Arrivati all’aeroporto di Hatay, siamo stati accolti dall’organizzatrice del progetto, Yeliz, che, tra l’altro conosceva già alcuni di noi, grazie a passati progetti analoghi. Quasi contemporaneamente, arriva anche il simpaticissimo gruppo rumeno, guidato dal leader Cristi. Siamo quindi pronti a raggiungere l’Hotel, nella città di Iskenderun (Alessandretta).

È pomeriggio e lo staff dell’hotel ci accoglie magnificamente con qualche drink rinfrescante e, intanto abbiamo la possibilità di conoscere i nostri compagni di avventura, otto turchi e nove rumeni. Arriva l’ora di sistemarsi nelle proprie stanze in cui ogni partecipante condividerà la camera con un membro di nazionalità diversa.
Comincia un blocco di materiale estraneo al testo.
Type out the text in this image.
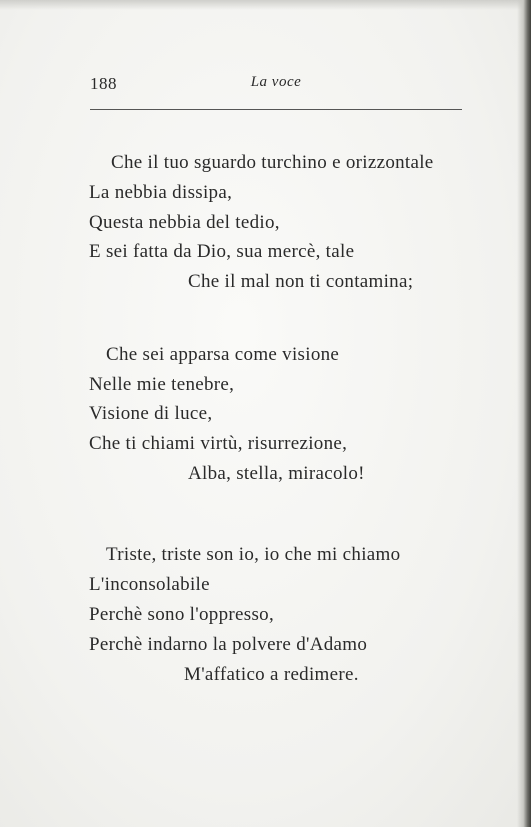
188	La voce
Che il tuo sguardo turchino e orizzontale
La nebbia dissipa,
Questa nebbia del tedio,
E sei fatta da Dio, sua mercè, tale
Che il mal non ti contamina;
Che sei apparsa come visione
Nelle mie tenebre,
Visione di luce,
Che ti chiami virtù, risurrezione,
Alba, stella, miracolo!
Triste, triste son io, io che mi chiamo
L'inconsolabile
Perchè sono l'oppresso,
Perchè indarno la polvere d'Adamo
M'affatico a redimere.
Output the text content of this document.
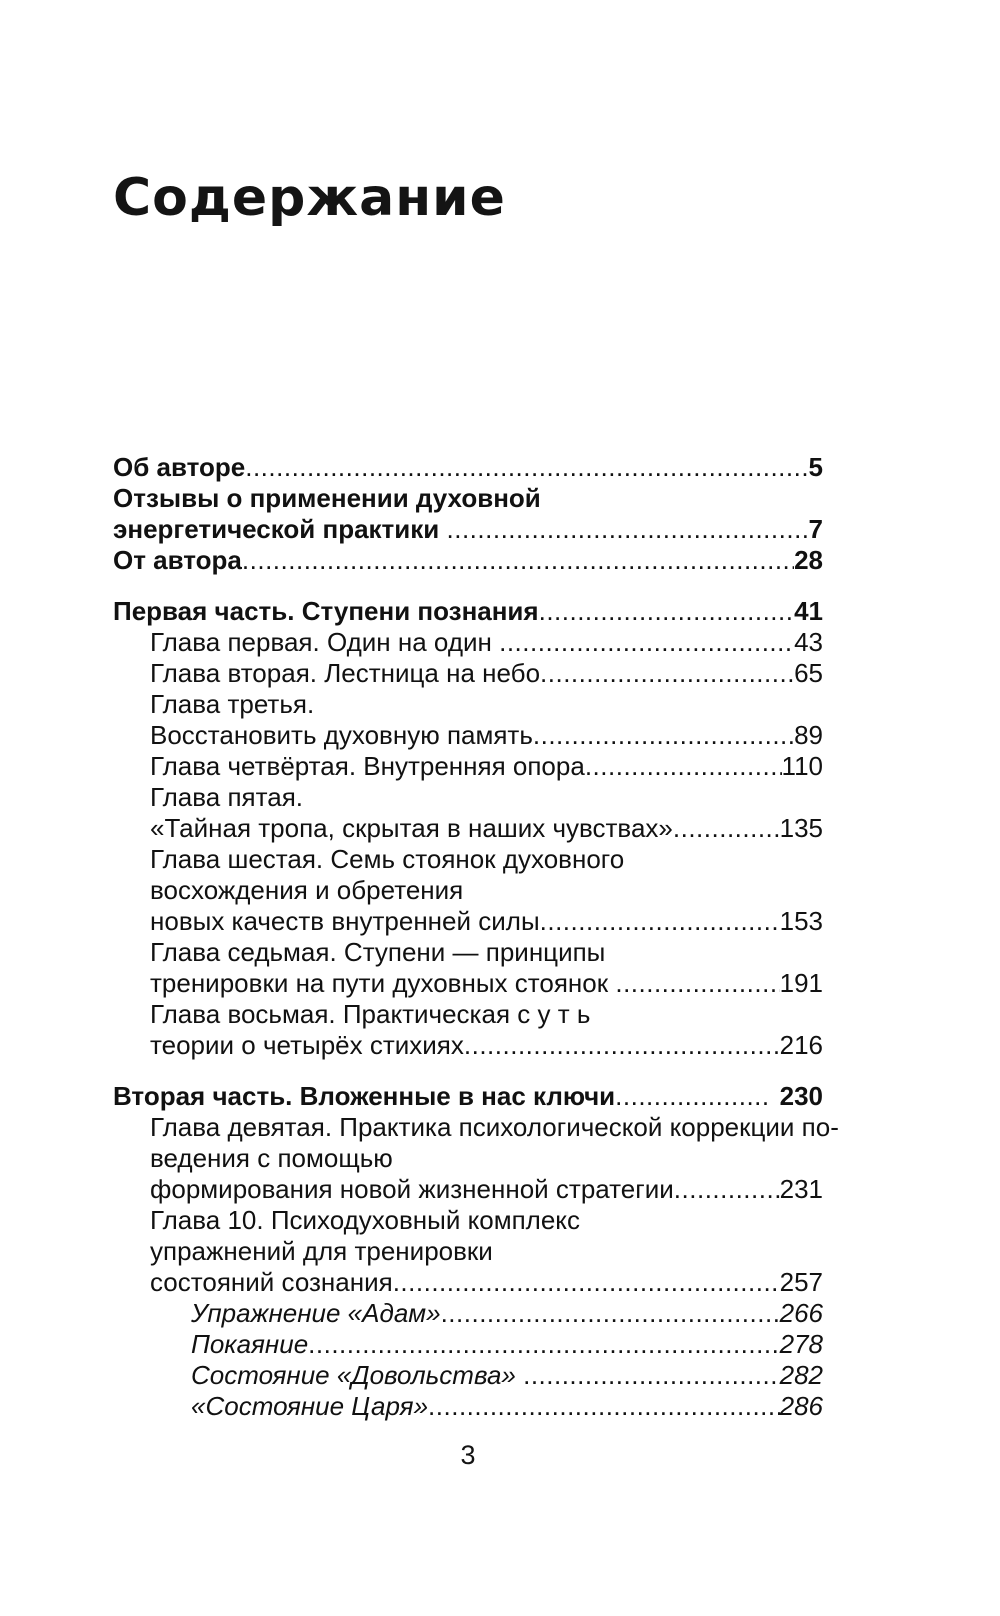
Содержание
Об авторе .....	5
Отзывы о применении духовной
энергетической практики .....	7
От автора .....	28
Первая часть. Ступени познания .....	41
Глава первая. Один на один .....	43
Глава вторая. Лестница на небо .....	65
Глава третья.
Восстановить духовную память .....	89
Глава четвёртая. Внутренняя опора .....	110
Глава пятая.
«Тайная тропа, скрытая в наших чувствах» .....	135
Глава шестая. Семь стоянок духовного
восхождения и обретения
новых качеств внутренней силы .....	153
Глава седьмая. Ступени — принципы
тренировки на пути духовных стоянок .....	191
Глава восьмая. Практическая с у т ь
теории о четырёх стихиях .....	216
Вторая часть. Вложенные в нас ключи .....	230
Глава девятая. Практика психологической коррекции по-
ведения с помощью
формирования новой жизненной стратегии .....	231
Глава 10. Психодуховный комплекс
упражнений для тренировки
состояний сознания .....	257
Упражнение «Адам» .....	266
Покаяние .....	278
Состояние «Довольства» .....	282
«Состояние Царя» .....	286
3
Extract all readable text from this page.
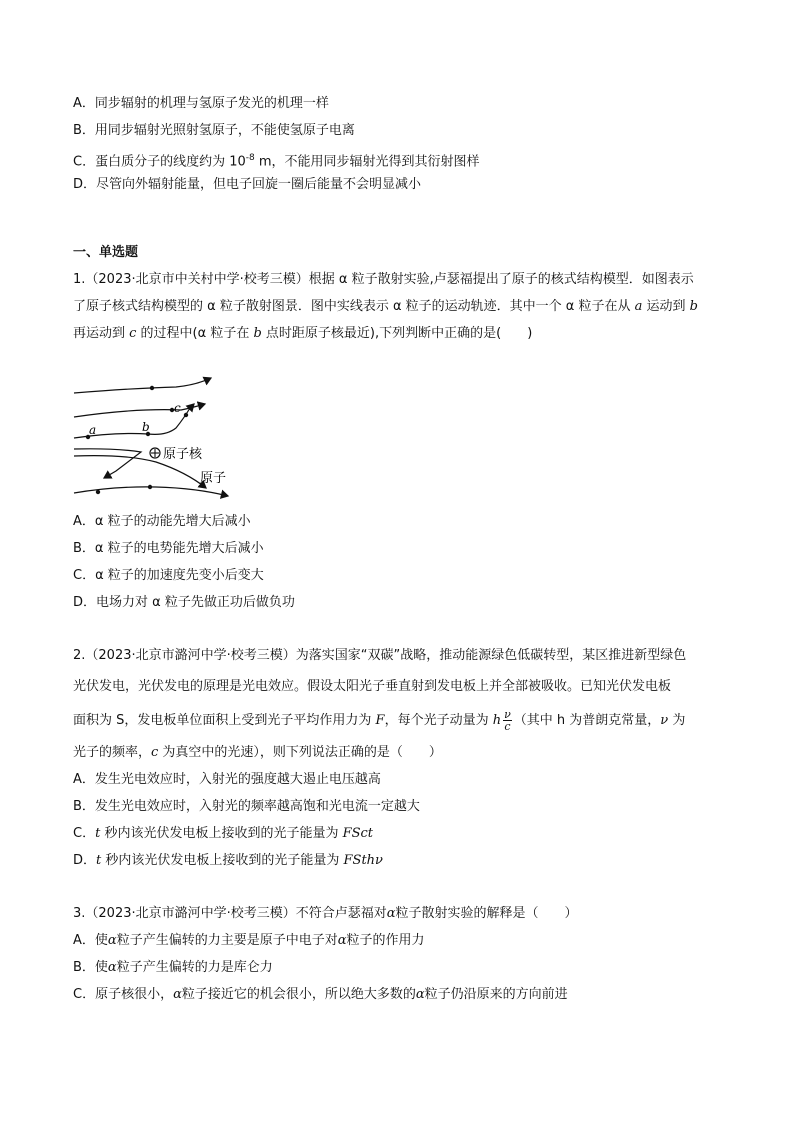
A．同步辐射的机理与氢原子发光的机理一样
B．用同步辐射光照射氢原子，不能使氢原子电离
C．蛋白质分子的线度约为 $10^{-8}$ m，不能用同步辐射光得到其衍射图样
D．尽管向外辐射能量，但电子回旋一圈后能量不会明显减小
一、单选题
1.（2023·北京市中关村中学·校考三模）根据 α 粒子散射实验,卢瑟福提出了原子的核式结构模型．如图表示
了原子核式结构模型的 α 粒子散射图景．图中实线表示 α 粒子的运动轨迹．其中一个 α 粒子在从 a 运动到 b
再运动到 c 的过程中(α 粒子在 b 点时距原子核最近),下列判断中正确的是(　　)
a	b
c
原子核
原子
A．α 粒子的动能先增大后减小
B．α 粒子的电势能先增大后减小
C．α 粒子的加速度先变小后变大
D．电场力对 α 粒子先做正功后做负功
2.（2023·北京市潞河中学·校考三模）为落实国家“双碳”战略，推动能源绿色低碳转型，某区推进新型绿色
光伏发电，光伏发电的原理是光电效应。假设太阳光子垂直射到发电板上并全部被吸收。已知光伏发电板
面积为 S，发电板单位面积上受到光子平均作用力为 F，每个光子动量为 h $\frac{\nu}{c}$ （其中 h 为普朗克常量，ν 为
光子的频率，c 为真空中的光速），则下列说法正确的是（　　）
A．发生光电效应时，入射光的强度越大遏止电压越高
B．发生光电效应时，入射光的频率越高饱和光电流一定越大
C．t 秒内该光伏发电板上接收到的光子能量为 FSct
D．t 秒内该光伏发电板上接收到的光子能量为 FSthν
3.（2023·北京市潞河中学·校考三模）不符合卢瑟福对α粒子散射实验的解释是（　　）
A．使α粒子产生偏转的力主要是原子中电子对α粒子的作用力
B．使α粒子产生偏转的力是库仑力
C．原子核很小，α粒子接近它的机会很小，所以绝大多数的α粒子仍沿原来的方向前进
Successivamente, ci siamo radunati nella sala conferenze della struttura, dove abbiamo iniziato le prime attività di gruppo per cominciare ad imparare i nomi di ogni partecipante.
È solo l’inizio e siamo già stanchi per il viaggio, quindi “cena e a letto presto”. Tuttavia, in progetti del genere non si rinuncia mai ad un incontro musicale post cena. Si avverte da subito lo spirito di unione ed ognuno traspira entusiasmo. Come inizio, il progetto “Culture Brings Us Togheter” promette più che bene!